Koniec protestów górników

i

Autor: Beata Zawrzel

Upadające kopalnie przejmie Silesia. Rząd: "Ta spółka wyleczy górnictwo"

2015-09-30 17:26

- Ta spółka wyleczy polskie górnictwo – tak o Towarzystwie Finansowego Silesia powiedział szef resortu skarbu. - Dotrzymaliśmy słowa danego górnikom - podkreślił minister Andrzej Czerwiński. Rząd postanowił, że 11 bankrutujących kopalni przejmie Silesia, która ma utrzymać ich płynność finansową. Jednak górnicy szykują do protestów, bo jak przekonują, czują się oszukani przez rząd Ewy Kopacz.
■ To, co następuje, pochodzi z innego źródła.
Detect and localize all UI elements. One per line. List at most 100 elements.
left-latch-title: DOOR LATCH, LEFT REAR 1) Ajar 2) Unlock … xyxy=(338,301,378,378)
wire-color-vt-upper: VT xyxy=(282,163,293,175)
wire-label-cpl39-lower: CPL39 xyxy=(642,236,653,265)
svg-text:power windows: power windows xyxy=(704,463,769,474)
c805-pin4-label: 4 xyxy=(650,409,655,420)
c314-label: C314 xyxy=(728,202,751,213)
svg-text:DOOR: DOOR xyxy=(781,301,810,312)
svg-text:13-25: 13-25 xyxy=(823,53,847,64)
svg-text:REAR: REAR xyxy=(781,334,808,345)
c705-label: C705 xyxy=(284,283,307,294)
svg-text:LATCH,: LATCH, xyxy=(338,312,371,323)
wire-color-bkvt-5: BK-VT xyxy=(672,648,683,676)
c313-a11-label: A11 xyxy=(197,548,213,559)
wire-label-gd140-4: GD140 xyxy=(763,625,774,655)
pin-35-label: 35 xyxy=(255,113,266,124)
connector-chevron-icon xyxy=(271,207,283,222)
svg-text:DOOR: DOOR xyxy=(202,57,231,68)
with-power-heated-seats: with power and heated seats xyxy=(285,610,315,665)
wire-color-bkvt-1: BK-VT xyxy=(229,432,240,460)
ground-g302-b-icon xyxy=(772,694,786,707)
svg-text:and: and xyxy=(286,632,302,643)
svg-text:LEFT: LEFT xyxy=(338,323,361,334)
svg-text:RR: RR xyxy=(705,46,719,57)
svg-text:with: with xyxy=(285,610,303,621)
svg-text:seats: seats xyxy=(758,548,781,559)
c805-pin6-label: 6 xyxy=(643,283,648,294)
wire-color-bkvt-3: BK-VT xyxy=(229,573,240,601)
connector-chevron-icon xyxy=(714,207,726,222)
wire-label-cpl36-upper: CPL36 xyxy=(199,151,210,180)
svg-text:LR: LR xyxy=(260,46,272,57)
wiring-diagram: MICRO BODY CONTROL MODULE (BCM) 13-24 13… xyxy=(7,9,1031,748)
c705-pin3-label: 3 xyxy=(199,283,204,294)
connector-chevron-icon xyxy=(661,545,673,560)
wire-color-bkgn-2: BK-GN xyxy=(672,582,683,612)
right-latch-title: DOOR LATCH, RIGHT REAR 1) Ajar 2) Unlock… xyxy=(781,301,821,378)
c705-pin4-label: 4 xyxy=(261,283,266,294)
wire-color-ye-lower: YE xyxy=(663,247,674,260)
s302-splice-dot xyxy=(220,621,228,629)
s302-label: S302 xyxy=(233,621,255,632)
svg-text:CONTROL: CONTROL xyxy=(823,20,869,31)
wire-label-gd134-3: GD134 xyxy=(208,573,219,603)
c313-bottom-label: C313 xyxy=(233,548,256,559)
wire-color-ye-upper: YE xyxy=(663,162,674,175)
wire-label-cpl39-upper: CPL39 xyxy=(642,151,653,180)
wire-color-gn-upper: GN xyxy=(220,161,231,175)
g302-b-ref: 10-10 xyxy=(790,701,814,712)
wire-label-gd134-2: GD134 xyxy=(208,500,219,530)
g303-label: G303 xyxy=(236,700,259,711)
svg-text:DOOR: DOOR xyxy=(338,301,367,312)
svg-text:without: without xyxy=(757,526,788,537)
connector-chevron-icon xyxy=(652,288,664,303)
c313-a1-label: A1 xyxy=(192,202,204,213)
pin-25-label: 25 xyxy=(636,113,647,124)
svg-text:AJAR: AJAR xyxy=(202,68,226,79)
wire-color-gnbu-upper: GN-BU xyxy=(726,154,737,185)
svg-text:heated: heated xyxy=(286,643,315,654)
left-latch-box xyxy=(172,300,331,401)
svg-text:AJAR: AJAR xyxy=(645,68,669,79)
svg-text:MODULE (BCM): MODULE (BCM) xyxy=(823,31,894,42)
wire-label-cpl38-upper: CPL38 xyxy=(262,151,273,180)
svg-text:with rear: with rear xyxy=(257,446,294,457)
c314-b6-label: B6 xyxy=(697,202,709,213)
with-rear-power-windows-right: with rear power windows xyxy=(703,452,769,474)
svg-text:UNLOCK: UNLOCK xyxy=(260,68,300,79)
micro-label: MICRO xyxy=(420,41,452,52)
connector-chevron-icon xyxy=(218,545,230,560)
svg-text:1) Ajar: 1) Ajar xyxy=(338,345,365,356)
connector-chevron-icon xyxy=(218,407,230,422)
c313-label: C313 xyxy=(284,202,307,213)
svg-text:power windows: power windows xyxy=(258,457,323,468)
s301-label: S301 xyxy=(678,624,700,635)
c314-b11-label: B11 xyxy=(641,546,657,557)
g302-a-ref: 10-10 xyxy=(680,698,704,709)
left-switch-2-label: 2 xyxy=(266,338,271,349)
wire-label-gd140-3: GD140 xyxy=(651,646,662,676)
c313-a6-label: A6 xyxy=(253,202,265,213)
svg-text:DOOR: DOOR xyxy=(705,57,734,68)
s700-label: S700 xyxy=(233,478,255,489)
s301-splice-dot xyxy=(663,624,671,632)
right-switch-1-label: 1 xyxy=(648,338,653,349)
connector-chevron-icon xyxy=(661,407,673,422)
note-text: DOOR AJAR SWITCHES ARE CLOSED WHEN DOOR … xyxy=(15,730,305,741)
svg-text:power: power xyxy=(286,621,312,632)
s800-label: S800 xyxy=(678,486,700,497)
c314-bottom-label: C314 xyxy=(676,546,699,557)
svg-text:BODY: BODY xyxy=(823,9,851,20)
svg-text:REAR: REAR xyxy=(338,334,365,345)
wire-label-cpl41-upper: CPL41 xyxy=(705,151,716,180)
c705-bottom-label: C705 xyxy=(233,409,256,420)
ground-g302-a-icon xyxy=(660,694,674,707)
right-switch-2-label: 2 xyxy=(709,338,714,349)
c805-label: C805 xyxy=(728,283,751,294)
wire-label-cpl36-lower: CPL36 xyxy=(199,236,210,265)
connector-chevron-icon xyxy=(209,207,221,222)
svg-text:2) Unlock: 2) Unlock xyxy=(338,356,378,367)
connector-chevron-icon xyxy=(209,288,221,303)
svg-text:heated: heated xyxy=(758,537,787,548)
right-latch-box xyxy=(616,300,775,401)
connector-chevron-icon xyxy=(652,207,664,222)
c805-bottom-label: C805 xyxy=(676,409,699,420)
W środę odbyło się specjalne posiedzenie rządu na którym resort skarbu złożył wniosek o zgodę "na zbycie w trybie innym niż określony w art. 33 ust. 1 ustawy o komercjalizacji i prywatyzacji poprzez wniesienie do Towarzystwa Finansowego Silesia Sp. z o.o. należących do Skarbu Państwa do 100 proc. akcji Spółki Kompania Węglowa S.A., w zamian za objęcie udziałów w podwyższonym kapitale zakładowym tej Spółki".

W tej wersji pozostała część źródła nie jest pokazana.